Lori Berenson and Peruvian Anger

Berenson and Salvador
Today the NYTimes published an interesting and extensive article on the saga of leftist activist, Lori Berenson who has just been released from prison in Peru after 15 years of incarceration. She was convicted because her involvement with the revolutionary group, Tupac Amaru, although it was never clear exactly what she did with them beyond renting an apartment for some group members. She is now required to live in Lima, under supervised parole conditions, until 2015. At that point she will be forced to leave Peru and never return. While in prison, she met and married a fellow inmate and was allowed conjugal visits. In 2009, Berenson gave birth to her son Salvador. Women prisoners in Peru are allowed to care for their children up until the age of 3.

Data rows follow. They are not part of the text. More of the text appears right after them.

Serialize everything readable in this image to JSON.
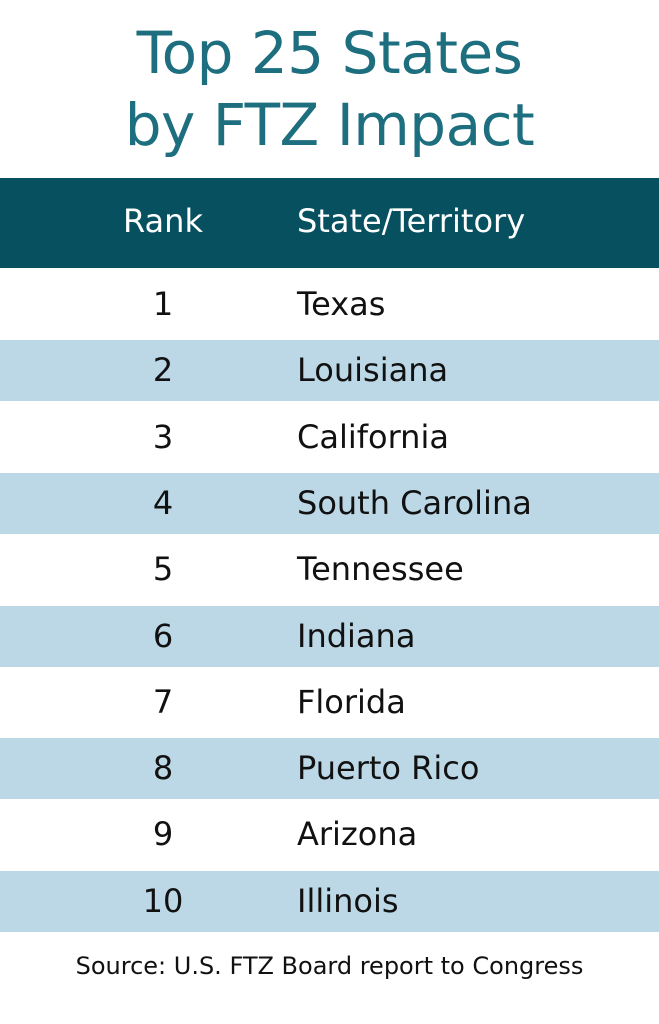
{
  "header": {
    "title": [
      "Top 25 States",
      "by FTZ Impact"
    ]
  },
  "table": {
    "columns": [
      "Rank",
      "State/Territory"
    ],
    "rows": [
      [
        1,
        "Texas"
      ],
      [
        2,
        "Louisiana"
      ],
      [
        3,
        "California"
      ],
      [
        4,
        "South Carolina"
      ],
      [
        5,
        "Tennessee"
      ],
      [
        6,
        "Indiana"
      ],
      [
        7,
        "Florida"
      ],
      [
        8,
        "Puerto Rico"
      ],
      [
        9,
        "Arizona"
      ],
      [
        10,
        "Illinois"
      ]
    ]
  },
  "footer": {
    "source": "Source: U.S. FTZ Board report to Congress"
  }
}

My S.O. (significant other) and I visited Peru this past summer. In Lima we stayed in the bustling, affluent and cosmopolitan district of Miraflores where Berenson's parent's pay for the apartment where she and her son, Salvador, reside. Upon moving into her place she was barraged with the rage of her neighbors who spit at her and shouted "terrorist." They protested her presence publicly and, as a result, she was unceremoniously returned to jail. And it was a fact that every person my S.O. and I spoke with in that country which included cab drivers, artists, store clerks, hotel employees, students, indigenous people and union members felt strong opposition to Lori Berenson and her struggle. Even when we pointed out that her intentions were good but she was a probably quite naive, they were unmoved by her plight.

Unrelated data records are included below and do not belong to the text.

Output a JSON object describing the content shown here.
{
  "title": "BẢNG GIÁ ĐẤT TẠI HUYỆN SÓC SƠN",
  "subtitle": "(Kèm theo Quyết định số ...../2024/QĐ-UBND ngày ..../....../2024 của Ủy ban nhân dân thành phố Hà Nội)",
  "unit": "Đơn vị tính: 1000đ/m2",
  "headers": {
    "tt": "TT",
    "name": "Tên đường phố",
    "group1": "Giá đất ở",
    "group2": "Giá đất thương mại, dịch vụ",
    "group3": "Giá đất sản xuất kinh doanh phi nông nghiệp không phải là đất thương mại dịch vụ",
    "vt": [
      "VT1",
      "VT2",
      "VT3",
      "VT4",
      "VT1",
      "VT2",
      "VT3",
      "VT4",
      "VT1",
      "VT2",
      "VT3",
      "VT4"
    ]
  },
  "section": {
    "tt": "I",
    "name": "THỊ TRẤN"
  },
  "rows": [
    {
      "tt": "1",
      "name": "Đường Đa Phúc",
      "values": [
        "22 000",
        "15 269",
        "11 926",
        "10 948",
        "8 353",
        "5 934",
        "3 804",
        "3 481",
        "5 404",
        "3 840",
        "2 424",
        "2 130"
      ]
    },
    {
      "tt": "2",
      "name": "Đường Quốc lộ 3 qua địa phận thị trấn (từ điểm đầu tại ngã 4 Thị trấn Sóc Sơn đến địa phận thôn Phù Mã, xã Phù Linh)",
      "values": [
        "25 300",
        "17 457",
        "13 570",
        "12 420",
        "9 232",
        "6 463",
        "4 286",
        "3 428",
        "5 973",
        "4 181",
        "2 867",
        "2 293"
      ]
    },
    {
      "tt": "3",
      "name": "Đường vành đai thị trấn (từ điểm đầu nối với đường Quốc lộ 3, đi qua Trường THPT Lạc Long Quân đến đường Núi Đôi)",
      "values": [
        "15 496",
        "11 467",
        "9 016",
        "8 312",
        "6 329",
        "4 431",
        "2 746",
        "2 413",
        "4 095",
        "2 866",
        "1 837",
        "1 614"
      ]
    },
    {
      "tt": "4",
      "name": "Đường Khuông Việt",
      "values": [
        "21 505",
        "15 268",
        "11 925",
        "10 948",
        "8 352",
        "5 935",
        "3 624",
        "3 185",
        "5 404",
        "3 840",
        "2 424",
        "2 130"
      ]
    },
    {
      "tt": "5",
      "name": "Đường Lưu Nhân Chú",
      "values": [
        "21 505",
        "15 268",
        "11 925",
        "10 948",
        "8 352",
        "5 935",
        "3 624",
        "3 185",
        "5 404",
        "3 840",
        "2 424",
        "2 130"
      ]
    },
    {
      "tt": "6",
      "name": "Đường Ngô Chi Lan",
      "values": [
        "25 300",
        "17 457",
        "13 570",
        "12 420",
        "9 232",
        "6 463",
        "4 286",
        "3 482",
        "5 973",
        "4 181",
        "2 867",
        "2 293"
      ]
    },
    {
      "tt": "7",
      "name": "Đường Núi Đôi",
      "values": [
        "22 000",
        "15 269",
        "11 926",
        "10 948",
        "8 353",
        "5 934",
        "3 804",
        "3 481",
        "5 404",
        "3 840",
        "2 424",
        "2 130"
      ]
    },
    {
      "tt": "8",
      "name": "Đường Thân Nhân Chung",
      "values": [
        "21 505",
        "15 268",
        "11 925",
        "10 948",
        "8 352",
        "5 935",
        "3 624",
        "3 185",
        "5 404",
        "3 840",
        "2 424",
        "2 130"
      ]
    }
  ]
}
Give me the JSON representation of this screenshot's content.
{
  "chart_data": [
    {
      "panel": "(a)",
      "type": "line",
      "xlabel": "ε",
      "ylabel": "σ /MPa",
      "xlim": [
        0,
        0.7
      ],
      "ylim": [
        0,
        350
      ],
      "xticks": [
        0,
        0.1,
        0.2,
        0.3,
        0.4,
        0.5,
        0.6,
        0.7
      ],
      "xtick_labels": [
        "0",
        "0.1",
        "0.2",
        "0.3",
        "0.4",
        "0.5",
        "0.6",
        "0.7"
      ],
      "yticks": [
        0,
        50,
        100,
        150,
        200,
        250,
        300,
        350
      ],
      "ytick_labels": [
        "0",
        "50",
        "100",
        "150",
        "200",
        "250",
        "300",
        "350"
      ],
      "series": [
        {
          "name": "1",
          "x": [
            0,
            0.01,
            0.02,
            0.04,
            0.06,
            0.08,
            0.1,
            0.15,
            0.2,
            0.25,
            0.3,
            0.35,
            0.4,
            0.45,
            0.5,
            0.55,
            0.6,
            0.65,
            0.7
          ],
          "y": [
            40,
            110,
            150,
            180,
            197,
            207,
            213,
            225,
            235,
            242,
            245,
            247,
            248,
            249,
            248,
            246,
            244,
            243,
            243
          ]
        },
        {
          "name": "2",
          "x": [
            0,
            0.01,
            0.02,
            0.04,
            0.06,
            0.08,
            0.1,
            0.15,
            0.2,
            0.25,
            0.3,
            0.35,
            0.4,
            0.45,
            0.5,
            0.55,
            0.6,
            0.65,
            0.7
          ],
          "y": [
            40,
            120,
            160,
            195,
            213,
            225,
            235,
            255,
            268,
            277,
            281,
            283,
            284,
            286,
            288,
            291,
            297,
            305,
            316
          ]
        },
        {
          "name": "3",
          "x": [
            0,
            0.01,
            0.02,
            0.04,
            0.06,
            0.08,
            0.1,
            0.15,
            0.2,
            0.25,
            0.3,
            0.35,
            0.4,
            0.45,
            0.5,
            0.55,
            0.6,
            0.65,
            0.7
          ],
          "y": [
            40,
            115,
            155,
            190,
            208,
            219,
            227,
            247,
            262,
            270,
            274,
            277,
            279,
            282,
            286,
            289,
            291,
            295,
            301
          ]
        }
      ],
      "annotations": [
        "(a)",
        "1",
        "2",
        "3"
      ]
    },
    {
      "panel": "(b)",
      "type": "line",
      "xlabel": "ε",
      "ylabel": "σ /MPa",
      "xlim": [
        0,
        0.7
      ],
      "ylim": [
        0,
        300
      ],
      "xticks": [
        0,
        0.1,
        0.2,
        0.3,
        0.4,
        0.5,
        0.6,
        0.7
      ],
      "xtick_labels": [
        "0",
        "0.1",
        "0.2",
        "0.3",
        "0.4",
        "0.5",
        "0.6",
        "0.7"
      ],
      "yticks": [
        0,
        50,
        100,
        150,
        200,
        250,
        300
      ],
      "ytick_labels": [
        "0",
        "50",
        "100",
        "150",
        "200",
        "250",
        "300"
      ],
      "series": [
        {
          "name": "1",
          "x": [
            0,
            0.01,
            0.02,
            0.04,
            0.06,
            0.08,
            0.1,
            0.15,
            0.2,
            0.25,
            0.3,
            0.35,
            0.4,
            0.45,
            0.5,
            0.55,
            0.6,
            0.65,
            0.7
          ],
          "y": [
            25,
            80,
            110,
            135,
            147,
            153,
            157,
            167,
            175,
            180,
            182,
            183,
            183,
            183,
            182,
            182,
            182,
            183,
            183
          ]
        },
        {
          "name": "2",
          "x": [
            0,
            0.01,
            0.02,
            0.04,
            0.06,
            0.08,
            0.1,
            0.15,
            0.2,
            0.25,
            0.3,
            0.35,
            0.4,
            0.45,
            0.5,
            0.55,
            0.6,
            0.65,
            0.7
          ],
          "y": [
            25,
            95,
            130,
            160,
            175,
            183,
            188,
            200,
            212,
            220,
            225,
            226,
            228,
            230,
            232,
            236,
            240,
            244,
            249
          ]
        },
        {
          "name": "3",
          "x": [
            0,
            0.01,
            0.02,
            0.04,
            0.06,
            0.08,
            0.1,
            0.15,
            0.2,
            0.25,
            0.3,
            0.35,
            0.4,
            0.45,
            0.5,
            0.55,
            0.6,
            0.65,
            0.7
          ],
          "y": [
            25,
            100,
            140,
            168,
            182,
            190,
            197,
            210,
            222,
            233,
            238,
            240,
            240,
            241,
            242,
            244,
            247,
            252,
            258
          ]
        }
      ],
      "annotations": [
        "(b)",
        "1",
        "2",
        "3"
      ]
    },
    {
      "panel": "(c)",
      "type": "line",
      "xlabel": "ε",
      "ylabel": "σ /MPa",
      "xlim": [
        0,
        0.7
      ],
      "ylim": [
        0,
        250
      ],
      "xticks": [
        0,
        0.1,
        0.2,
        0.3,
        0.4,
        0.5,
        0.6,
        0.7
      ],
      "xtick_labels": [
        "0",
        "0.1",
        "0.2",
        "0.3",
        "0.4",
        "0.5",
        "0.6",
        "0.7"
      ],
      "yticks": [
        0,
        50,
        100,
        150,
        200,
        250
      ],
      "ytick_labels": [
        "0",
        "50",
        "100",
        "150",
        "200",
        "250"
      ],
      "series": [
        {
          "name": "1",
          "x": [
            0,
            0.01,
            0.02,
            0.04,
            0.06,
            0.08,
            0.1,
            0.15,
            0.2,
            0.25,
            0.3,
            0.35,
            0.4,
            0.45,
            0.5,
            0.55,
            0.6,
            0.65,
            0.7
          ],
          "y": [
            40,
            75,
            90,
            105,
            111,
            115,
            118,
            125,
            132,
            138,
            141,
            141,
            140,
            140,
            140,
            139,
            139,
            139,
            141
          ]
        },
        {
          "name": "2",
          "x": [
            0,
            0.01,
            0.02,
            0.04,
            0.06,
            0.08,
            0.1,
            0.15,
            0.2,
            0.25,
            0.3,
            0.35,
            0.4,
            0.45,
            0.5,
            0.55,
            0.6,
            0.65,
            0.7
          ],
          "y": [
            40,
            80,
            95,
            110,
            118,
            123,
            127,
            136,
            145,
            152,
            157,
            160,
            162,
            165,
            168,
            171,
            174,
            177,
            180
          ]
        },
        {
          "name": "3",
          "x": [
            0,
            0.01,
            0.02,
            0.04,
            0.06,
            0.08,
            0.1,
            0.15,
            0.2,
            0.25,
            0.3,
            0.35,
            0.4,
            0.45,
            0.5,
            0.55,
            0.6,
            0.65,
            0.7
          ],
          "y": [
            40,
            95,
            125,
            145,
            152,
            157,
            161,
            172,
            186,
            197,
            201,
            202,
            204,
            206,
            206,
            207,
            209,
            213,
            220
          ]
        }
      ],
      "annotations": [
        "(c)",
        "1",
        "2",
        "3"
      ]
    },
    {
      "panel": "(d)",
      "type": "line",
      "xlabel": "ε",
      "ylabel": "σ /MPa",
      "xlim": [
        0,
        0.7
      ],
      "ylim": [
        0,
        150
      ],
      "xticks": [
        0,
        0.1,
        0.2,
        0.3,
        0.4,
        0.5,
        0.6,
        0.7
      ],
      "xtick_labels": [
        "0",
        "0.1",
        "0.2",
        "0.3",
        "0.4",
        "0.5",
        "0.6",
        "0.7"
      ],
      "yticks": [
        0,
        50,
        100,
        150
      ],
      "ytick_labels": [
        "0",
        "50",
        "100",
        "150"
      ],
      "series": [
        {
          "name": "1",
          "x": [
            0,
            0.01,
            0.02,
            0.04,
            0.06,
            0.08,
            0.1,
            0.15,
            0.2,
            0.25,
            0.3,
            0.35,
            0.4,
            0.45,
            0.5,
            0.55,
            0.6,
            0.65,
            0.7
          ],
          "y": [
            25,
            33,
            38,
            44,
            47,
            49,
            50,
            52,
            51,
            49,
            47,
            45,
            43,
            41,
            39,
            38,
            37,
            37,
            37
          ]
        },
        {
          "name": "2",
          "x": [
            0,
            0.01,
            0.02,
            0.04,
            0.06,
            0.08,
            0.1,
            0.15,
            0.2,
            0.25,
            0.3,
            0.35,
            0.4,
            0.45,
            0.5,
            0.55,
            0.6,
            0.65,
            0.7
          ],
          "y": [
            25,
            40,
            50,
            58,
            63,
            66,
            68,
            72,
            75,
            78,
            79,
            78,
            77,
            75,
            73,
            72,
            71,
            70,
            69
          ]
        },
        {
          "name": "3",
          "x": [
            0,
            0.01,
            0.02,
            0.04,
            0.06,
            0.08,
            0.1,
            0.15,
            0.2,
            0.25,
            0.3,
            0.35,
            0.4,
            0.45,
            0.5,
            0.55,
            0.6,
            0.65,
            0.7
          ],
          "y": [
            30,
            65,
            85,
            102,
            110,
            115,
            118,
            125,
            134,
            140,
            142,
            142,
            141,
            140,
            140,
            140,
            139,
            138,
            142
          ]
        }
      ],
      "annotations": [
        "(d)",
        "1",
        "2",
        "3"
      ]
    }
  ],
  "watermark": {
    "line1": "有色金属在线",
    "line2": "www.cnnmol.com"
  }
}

The reasons we could deduce for this residual anger and resentment involve the bombings, oppression and general hardship that the Peruvian people endured in the 1980's. The fear, death and destruction of that era was considerable and those who were older haven't yet recovered. The wounds are still bloody and the scars are deep. I'm convinced that Berenson, who is said to speak Spanish with a Peruvian accent now, will never attain any degree of acceptance there.

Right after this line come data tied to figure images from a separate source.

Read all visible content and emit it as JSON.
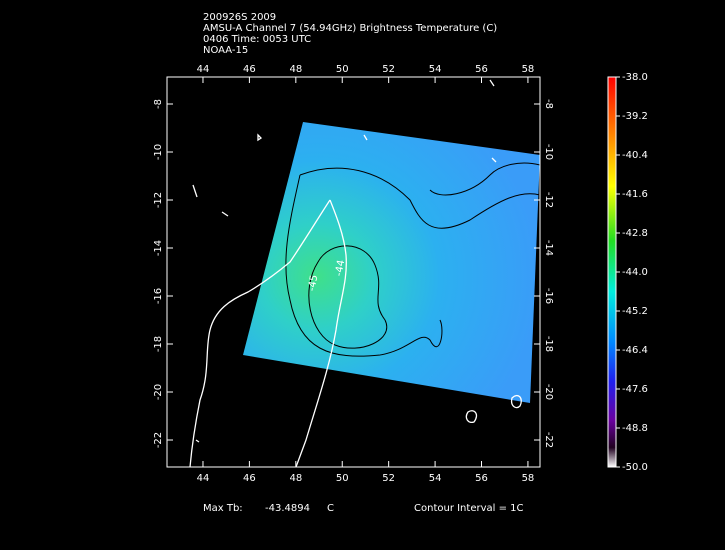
{
  "chart_data": {
    "type": "map",
    "title_lines": [
      "200926S 2009",
      "AMSU-A Channel 7 (54.94GHz) Brightness Temperature (C)",
      "0406 Time: 0053 UTC",
      "NOAA-15"
    ],
    "xlim": [
      42.45,
      58.52
    ],
    "xticks": [
      44,
      46,
      48,
      50,
      52,
      54,
      56,
      58
    ],
    "ylim": [
      -23.125,
      -6.875
    ],
    "yticks": [
      -8,
      -10,
      -12,
      -14,
      -16,
      -18,
      -20,
      -22
    ],
    "colorbar": {
      "lim": [
        -50,
        -38
      ],
      "ticks": [
        {
          "value": -38,
          "label": "-38.0"
        },
        {
          "value": -39.2,
          "label": "-39.2"
        },
        {
          "value": -40.4,
          "label": "-40.4"
        },
        {
          "value": -41.6,
          "label": "-41.6"
        },
        {
          "value": -42.8,
          "label": "-42.8"
        },
        {
          "value": -44,
          "label": "-44.0"
        },
        {
          "value": -45.2,
          "label": "-45.2"
        },
        {
          "value": -46.4,
          "label": "-46.4"
        },
        {
          "value": -47.6,
          "label": "-47.6"
        },
        {
          "value": -48.8,
          "label": "-48.8"
        },
        {
          "value": -50,
          "label": "-50.0"
        }
      ]
    },
    "contour_labels": [
      "-44",
      "-45"
    ],
    "max_tb_label": "Max Tb:",
    "max_tb": -43.4894,
    "max_tb_unit": "C",
    "contour_interval": "Contour Interval = 1C"
  }
}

The gist of what Peruvians said about her was, why doesn't she fix things in her own country before coming here and screwing around with ours? We took that advice to heart, and although we photographed and cheered many marches and demonstrations in that very activist country, we were cautious about joining the militants in their ranks. There is certainly much here in the USA that desperately needs our resources and attention.